SB1606 was signed in July (SB1606), and it requires hospitals to let a guardian/advocate be in the hospital with patients who need their assistance. It also requires notification to the state protection and advocacy organization if there is a plan to withhold or withdraw life-sustaining measures from a patient with an intellectual or developmental disability. It further makes it an unlawful practice to deny medical treatment or restrict/limit allocation of medical resources to protected class or based on patient’s race, color, national origin, sex, sexual orientation, gender identity, age or disability.

Masks and the Americans with Disabilities Act (ADA)

Masks have become a common topic of conversation in America.

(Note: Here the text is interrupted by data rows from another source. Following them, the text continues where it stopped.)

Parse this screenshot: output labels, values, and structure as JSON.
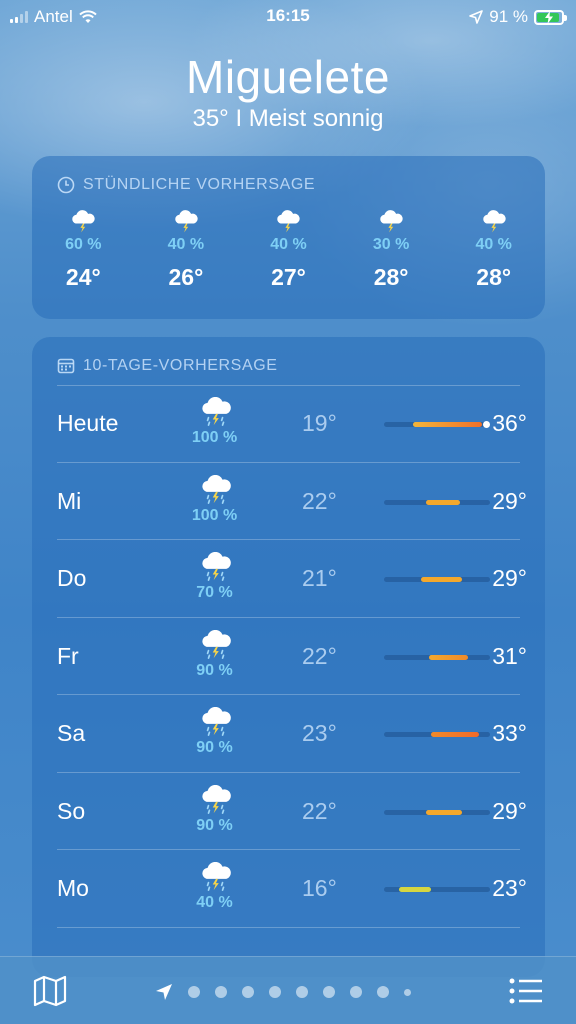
{
  "status_bar": {
    "carrier": "Antel",
    "time": "16:15",
    "battery": "91 %"
  },
  "header": {
    "city": "Miguelete",
    "summary": "35°  I  Meist sonnig"
  },
  "hourly": {
    "title": "STÜNDLICHE VORHERSAGE",
    "items": [
      {
        "pop": "60 %",
        "temp": "24°",
        "icon": "thunderstorm-icon"
      },
      {
        "pop": "40 %",
        "temp": "26°",
        "icon": "thunderstorm-icon"
      },
      {
        "pop": "40 %",
        "temp": "27°",
        "icon": "thunderstorm-icon"
      },
      {
        "pop": "30 %",
        "temp": "28°",
        "icon": "thunderstorm-icon"
      },
      {
        "pop": "40 %",
        "temp": "28°",
        "icon": "thunderstorm-icon"
      }
    ]
  },
  "daily": {
    "title": "10-TAGE-VORHERSAGE",
    "days": [
      {
        "name": "Heute",
        "pop": "100 %",
        "low": "19°",
        "high": "36°",
        "range": [
          0.27,
          0.92
        ],
        "colors": [
          "#f4b63a",
          "#f0702a"
        ],
        "current": 0.96,
        "icon": "thunderstorm-rain-icon"
      },
      {
        "name": "Mi",
        "pop": "100 %",
        "low": "22°",
        "high": "29°",
        "range": [
          0.4,
          0.72
        ],
        "colors": [
          "#f4a82c",
          "#f4a82c"
        ],
        "icon": "thunderstorm-rain-icon"
      },
      {
        "name": "Do",
        "pop": "70 %",
        "low": "21°",
        "high": "29°",
        "range": [
          0.35,
          0.74
        ],
        "colors": [
          "#f4a82c",
          "#f4a82c"
        ],
        "icon": "thunderstorm-rain-icon"
      },
      {
        "name": "Fr",
        "pop": "90 %",
        "low": "22°",
        "high": "31°",
        "range": [
          0.42,
          0.79
        ],
        "colors": [
          "#f4a82c",
          "#f08a2a"
        ],
        "icon": "thunderstorm-rain-icon"
      },
      {
        "name": "Sa",
        "pop": "90 %",
        "low": "23°",
        "high": "33°",
        "range": [
          0.44,
          0.9
        ],
        "colors": [
          "#f08a2a",
          "#f06a2a"
        ],
        "icon": "thunderstorm-rain-icon"
      },
      {
        "name": "So",
        "pop": "90 %",
        "low": "22°",
        "high": "29°",
        "range": [
          0.4,
          0.74
        ],
        "colors": [
          "#f4a82c",
          "#f4a82c"
        ],
        "icon": "thunderstorm-rain-icon"
      },
      {
        "name": "Mo",
        "pop": "40 %",
        "low": "16°",
        "high": "23°",
        "range": [
          0.14,
          0.44
        ],
        "colors": [
          "#d6d640",
          "#d6d640"
        ],
        "icon": "thunderstorm-rain-icon"
      }
    ]
  },
  "bottom_bar": {
    "map_icon": "map-icon",
    "list_icon": "list-icon",
    "page_count": 9
  }
}
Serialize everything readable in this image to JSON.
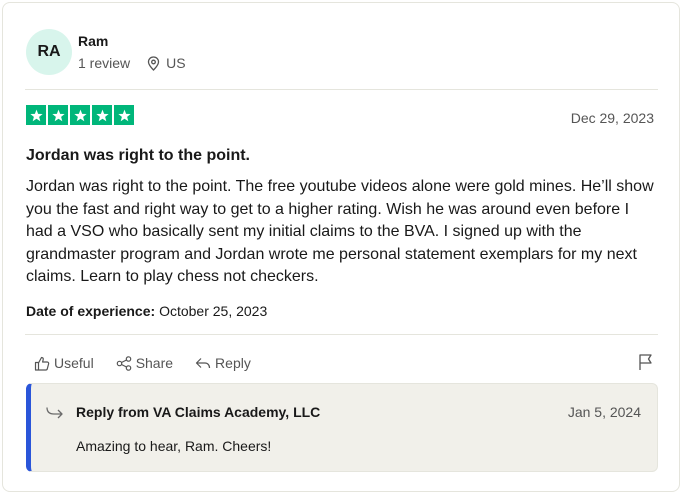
{
  "reviewer": {
    "initials": "RA",
    "name": "Ram",
    "review_count": "1 review",
    "country": "US"
  },
  "review": {
    "rating": 5,
    "rating_color": "#00b67a",
    "date": "Dec 29, 2023",
    "title": "Jordan was right to the point.",
    "body": "Jordan was right to the point. The free youtube videos alone were gold mines. He’ll show you the fast and right way to get to a higher rating. Wish he was around even before I had a VSO who basically sent my initial claims to the BVA. I signed up with the grandmaster program and Jordan wrote me personal statement exemplars for my next claims. Learn to play chess not checkers.",
    "experience_label": "Date of experience:",
    "experience_date": "October 25, 2023"
  },
  "actions": {
    "useful": "Useful",
    "share": "Share",
    "reply": "Reply"
  },
  "company_reply": {
    "from": "Reply from VA Claims Academy, LLC",
    "date": "Jan 5, 2024",
    "text": "Amazing to hear, Ram. Cheers!",
    "accent_color": "#2a55d9"
  }
}
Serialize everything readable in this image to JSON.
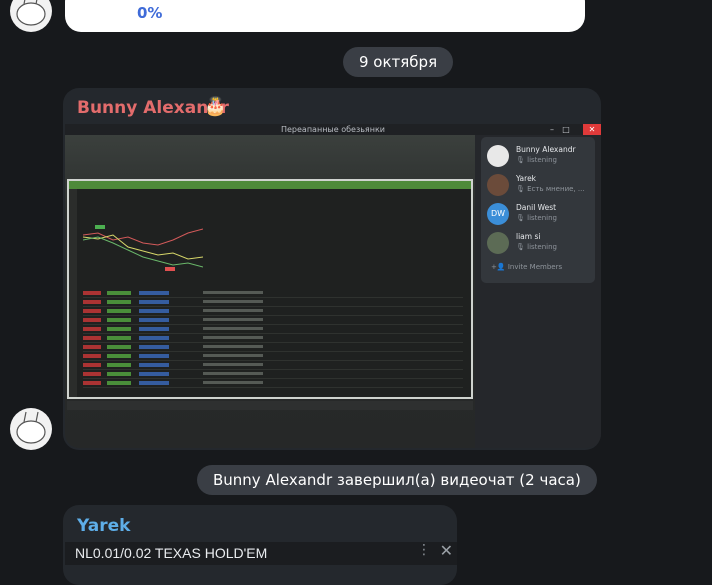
{
  "previous_message": {
    "percent": "0%"
  },
  "date_separator": "9 октября",
  "message_1": {
    "sender": "Bunny Alexandr",
    "sender_color": "#e36c6c",
    "screenshot": {
      "window_title": "Переапанные обезьянки",
      "members": [
        {
          "name": "Bunny Alexandr",
          "status": "listening"
        },
        {
          "name": "Yarek",
          "status": "Есть мнение, ..."
        },
        {
          "name": "Danil West",
          "initials": "DW",
          "status": "listening"
        },
        {
          "name": "liam si",
          "status": "listening"
        }
      ],
      "invite_label": "Invite Members"
    }
  },
  "service_message": "Bunny Alexandr завершил(а) видеочат (2 часа)",
  "message_2": {
    "sender": "Yarek",
    "sender_color": "#5eaee8",
    "embed_title": "NL0.01/0.02 TEXAS HOLD'EM"
  }
}
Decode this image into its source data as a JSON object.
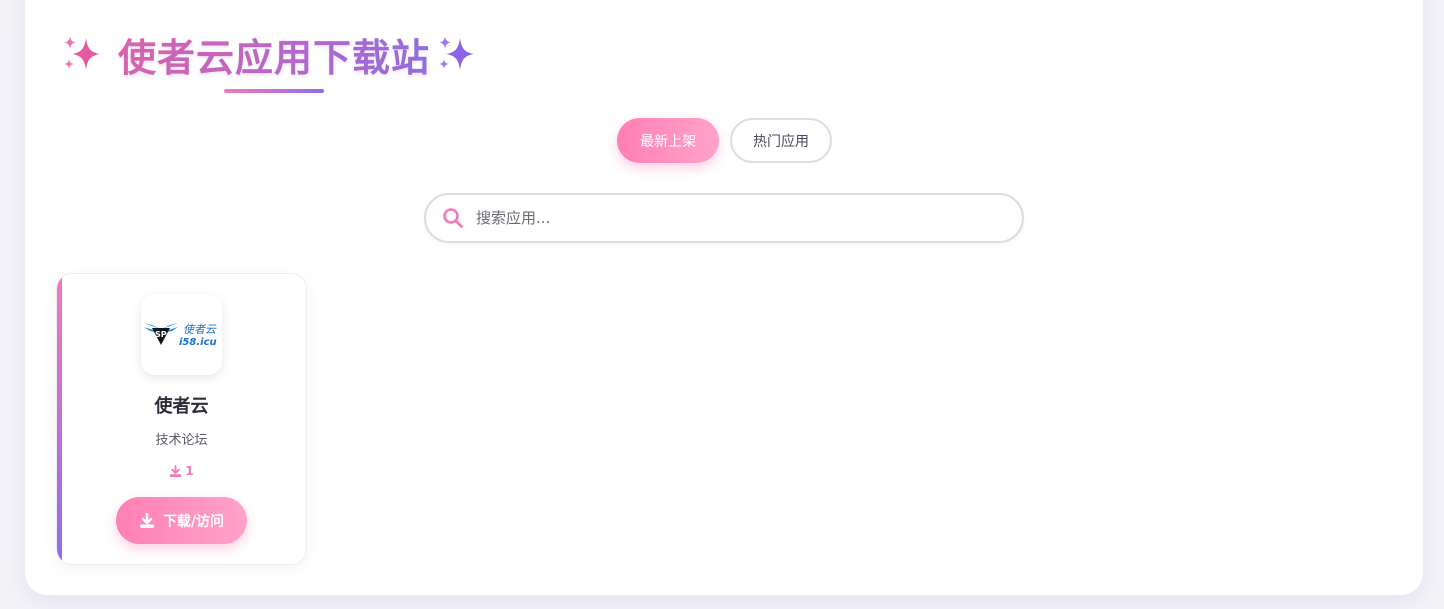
{
  "header": {
    "title": "使者云应用下载站",
    "icon_left": "sparkles-icon",
    "icon_right": "sparkles-icon"
  },
  "tabs": [
    {
      "label": "最新上架",
      "active": true
    },
    {
      "label": "热门应用",
      "active": false
    }
  ],
  "search": {
    "placeholder": "搜索应用...",
    "value": "",
    "icon": "search-icon"
  },
  "apps": [
    {
      "name": "使者云",
      "description": "技术论坛",
      "downloads": "1",
      "button_label": "下载/访问",
      "logo_text": "使者云",
      "logo_domain": "i58.icu"
    }
  ],
  "colors": {
    "accent_pink": "#ff7fb5",
    "accent_purple": "#8d6cf0",
    "title_gradient_start": "#e063a8",
    "title_gradient_end": "#8f6ee3"
  }
}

Accommodations are required for individuals with disabilities who cannot wear a mask because of their disability. However, the accommodation may not be what the individual is requesting; for example, they may not be allowed to enter a store without a mask, instead, the store may offer free delivery or curbside pickup. Nationwide, lawsuits over mandatory mask policies have been receiving media attention ( ; ).

Read more about the rights of individuals with disabilities on Disability Rights Oregon’s COVID-19 Know Your Rights page, which covers the right to medical care, access to supports while receiving care, mask-wearing and the ADA, and more: COVID-19 Know Your Rights

Social Security Updates

Telephone and video hearings

SSA has announced they will continue offering the option of telephone hearings, and video hearings will be offered via Microsoft Teams this fall. There has not yet been an announcement as to when in person hearings will again take place.

Read more here:;

Video Consultative Examinations

POMS DI 22510.012 continues to allow psychological consultative examinations via video, only if the claimant agrees to the video CE, and if no testing is required.

Read more here:

Delays in Preparation of Certified Administrative Record (CARs) Impacting Federal Appeals

COVID-19 has impacted SSA’s ability to compile and prepare Certified Administrative Records (CARs), which has resulted in delays in appeals before district courts. For example, the Central District of California ordered on April 17, 2020 that all Social Security case deadlines are stayed for: 1) actions brought against the Commissioner of Social Security pursuant to 42 U.S.C. § 405(g) filed on or after the April 17, 2020, and 2) those previously-filed actions in which the Commissioner has not prepared and served Plaintiff with the CAR. (Read the Order here: Order. ) Check with individual courts to determine how they are handling the delay in CARs.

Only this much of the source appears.